Victoria’s accidental amphitheatre: Courtyard’s acoustics attract pros, amateurs alike

Downtown library building’s centre court a haven for musicians

As the sun streams into the courtyard outside the Central Branch of the Greater Victoria Public Library, the lilting strains of violin music can be heard throughout the complex.

The music is enchanting, almost ethereal. For the uninitiated, it seems to emanate from the buildings themselves or perhaps rise from the courtyard’s cobbled paving stones. But if one takes the time to seek the source of the sound, it can be found beneath the central pillar and accompanying artwork that forms the focal point for this remarkable public space.

Finn Letourneau is not a professional musician, at least not yet. She studies performing arts in Victoria with an emphasis on singing, dancing and acting. But Letourneau has also played classical violin since the age of four and has now ventured into playing Celtic themed songs on the fiddle. She smiled when asked about why she comes to the courtyard to play.

“There are such beautiful acoustics here. I would guess it was probably just designed to be a beautiful space, but whether they meant it to be or not, it is also a beautiful home for music. Where else can you play a stringed instrument outside and experience sound like this?” she said.

No one seems quite certain whether the courtyard of the Waddington Building was intentionally constructed to act as a performing arts venue, but it has certainly taken on that function now.

Jennifer Rowan, the library’s co-ordinator of public services, explained how the library has used the space as a performance stage since 2012 when they planned a Christmas choir series under the glass atrium and discovered the unrivaled acoustic qualities of the space.

“Since that time we’ve regularly hosted musical and performing arts events right outside our door. We’ve had the UVic applied theatre program put on their final production, opera and Shakespeare plays and even a ukulele concert, along with a host of choirs and musicians. And this year we had readings from our emerging authors event, complete with refreshments and, of course, music,” said Rowan.

Outnumbering the scheduled events, however, are the impromptu performances by musicians of every style and genre. They range from a classical flautist whose pure sound is enough to send shivers up one’s spine, to an a capella trio that offers up medieval Gregorian chants.

And, although Victoria is famous for its buskers, the musicians who come to play at the library are not your usual street performers. They come to the library courtyard, not for the chance to solicit money from passers-by, but to hear the sound of their own artistic expression.

That’s certainly the case for Richard Kay, a professional musician who plays with the band Analogue at bars and private functions.

“What’s so special is that it’s a natural amphitheatre,” he said. “You get this incredible reverb and echo and you just don’t get that anywhere without a lot of electronics involved. Here you can sing or play with no amplification and the sound is better than most purpose-built venues.”

The courtyard’s sound qualities are so enthralling that Rowan has observed very young school children discovering their voice when visiting the library, spontaneously breaking into song just to hear the sound dance around the space above their heads.

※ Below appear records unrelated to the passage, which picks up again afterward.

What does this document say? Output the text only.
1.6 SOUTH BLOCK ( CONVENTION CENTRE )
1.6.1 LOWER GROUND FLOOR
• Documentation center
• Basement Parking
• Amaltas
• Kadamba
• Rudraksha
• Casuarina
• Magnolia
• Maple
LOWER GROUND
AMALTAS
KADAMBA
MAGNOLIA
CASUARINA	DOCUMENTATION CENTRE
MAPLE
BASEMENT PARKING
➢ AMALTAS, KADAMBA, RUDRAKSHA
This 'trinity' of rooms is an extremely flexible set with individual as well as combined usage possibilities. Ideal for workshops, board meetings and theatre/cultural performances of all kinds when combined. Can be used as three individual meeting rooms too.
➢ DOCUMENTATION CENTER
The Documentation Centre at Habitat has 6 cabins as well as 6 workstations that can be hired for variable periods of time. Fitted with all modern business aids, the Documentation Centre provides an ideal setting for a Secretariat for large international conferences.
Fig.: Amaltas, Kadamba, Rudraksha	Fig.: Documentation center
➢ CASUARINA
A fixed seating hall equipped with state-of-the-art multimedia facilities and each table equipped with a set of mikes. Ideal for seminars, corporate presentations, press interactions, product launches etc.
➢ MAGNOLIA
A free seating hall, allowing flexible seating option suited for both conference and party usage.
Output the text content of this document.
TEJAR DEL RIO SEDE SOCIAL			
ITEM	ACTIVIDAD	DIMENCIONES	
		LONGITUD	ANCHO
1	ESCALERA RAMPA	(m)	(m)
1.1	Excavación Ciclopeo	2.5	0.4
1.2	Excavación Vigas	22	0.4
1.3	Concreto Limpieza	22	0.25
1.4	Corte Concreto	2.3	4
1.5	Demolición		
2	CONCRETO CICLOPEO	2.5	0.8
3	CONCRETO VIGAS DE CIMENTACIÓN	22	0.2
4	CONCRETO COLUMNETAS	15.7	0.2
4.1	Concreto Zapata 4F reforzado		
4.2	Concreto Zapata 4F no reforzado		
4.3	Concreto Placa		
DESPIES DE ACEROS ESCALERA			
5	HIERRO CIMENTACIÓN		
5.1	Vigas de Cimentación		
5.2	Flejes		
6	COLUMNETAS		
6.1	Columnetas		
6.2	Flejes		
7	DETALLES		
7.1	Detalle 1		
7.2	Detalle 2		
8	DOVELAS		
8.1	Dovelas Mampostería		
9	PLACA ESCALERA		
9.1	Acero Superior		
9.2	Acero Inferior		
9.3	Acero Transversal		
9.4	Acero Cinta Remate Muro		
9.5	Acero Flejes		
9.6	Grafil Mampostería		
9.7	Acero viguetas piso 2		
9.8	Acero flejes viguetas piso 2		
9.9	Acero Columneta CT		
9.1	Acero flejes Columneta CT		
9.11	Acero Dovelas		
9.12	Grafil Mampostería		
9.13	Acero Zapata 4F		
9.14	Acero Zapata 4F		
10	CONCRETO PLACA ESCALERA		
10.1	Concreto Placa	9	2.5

“We’ve looked into the background on the building and nowhere is it mentioned that it was designed to be a performance site, but it’s an amazing space and the library has had more than 2,500 people attend our events alone since 2015. That doesn’t begin to count the thousands of people who just happen to pass through and stop to listen to the musicians who are always out there,” she said.

The next chance to see a library concert in the space will happen July 6, when a classical music group called Raven Baroque will play a collection of compositions from the 16th and 17th century. Alternatively, take a stroll down to the central library and, on virtually any day, discover whatever music is filling the air when you arrive.